The worst case is when one person thinks they are in a relationship while the other thinks they are not (friend-zone anyone?). However, even in a relationship which is clear on its status, there can be small deviations which would lead to butterfly effect in the future. If the two stories start deviating and are not reconciled, eventually, the relationship will become weak and external forces will overpower the relationship. It is also important to acknowledge that the small deviations in the story would come. For one, memory is not set in stone. Second, we are not hive mind and can’t know everything about the other individual’s life and thus would take assumptions which will add those deviations.

That is why, communication is considered one of the most important pillars in a relationship. It helps in identifying the small deviations before they become too big to be handled. Constant communication helps in keeping the deviations small and manageable. No wonder that most researches on relationships conclude that almost all healthy relationships (not just romantic ones) have good communication at its core. In fact, a good relationship can falter even after years if the communication breaks down due to some reason.
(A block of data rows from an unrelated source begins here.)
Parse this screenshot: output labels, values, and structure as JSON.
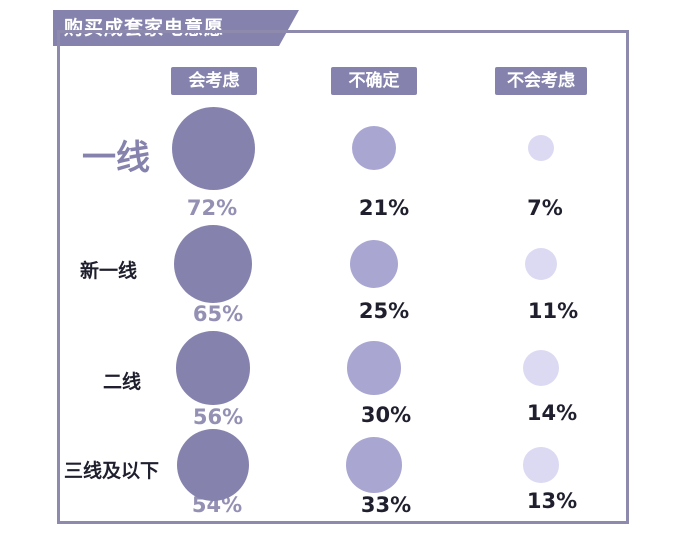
{
  "chart_data": {
    "type": "bubble",
    "title": "购买成套家电意愿",
    "columns": [
      "会考虑",
      "不确定",
      "不会考虑"
    ],
    "rows": [
      {
        "label": "一线",
        "values": [
          "72%",
          "21%",
          "7%"
        ],
        "numbers": [
          72,
          21,
          7
        ]
      },
      {
        "label": "新一线",
        "values": [
          "65%",
          "25%",
          "11%"
        ],
        "numbers": [
          65,
          25,
          11
        ]
      },
      {
        "label": "二线",
        "values": [
          "56%",
          "30%",
          "14%"
        ],
        "numbers": [
          56,
          30,
          14
        ]
      },
      {
        "label": "三线及以下",
        "values": [
          "54%",
          "33%",
          "13%"
        ],
        "numbers": [
          54,
          33,
          13
        ]
      }
    ],
    "colors": [
      "#8583ad",
      "#a9a7d2",
      "#dcdaf3"
    ],
    "frame_color": "#8d8aae"
  }
}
Another important component in maintaining the combined narrative is conflict resolution. If the two stories are different, which one is the correct version? What is the TRUTH? Well, the truth is what both participants can agree on. Trust is the key here. It helps in conflict resolution. That is why a breakdown of trust often is the quickest path to a breakup, even faster than lack of communication. Because identifying the conflicts is of no use if they can’t be resolved.

However, it’s possible that some deviations are missed even after regular communication and deep trust. These deviations become larger and might come out in the open too late for a quick resolution. Resolving them requires both communication and trust with a lot of patience. Patience, unfortunately, is a commodity in dearth. Often, the modern life doesn’t stop, and allow people to take a breath, to contemplate, consider and resolve conflicts. This is where the relationship is at its weakest and this is where it often breaks down. The deviations continue to increase until one day, one person says – I’m done.

The shared narrative breaks and the combined myth ends. The suspension of disbelief is over and the third entity in a relationship, the imagined one, dies. It doesn’t matter if the two people were good or bad, it doesn’t matter if the two people were near or far, it doesn’t matter if the two people were rich or poor. The relationship continues as long as the two stories in the combined myth reconcile and it breaks when they deviate from each other.

To conclude, talk. Share your stories and ensure that both people have the same narrative. They are on the same page.

And for those who have already crossed the breakup bridge – mourn. It was a death.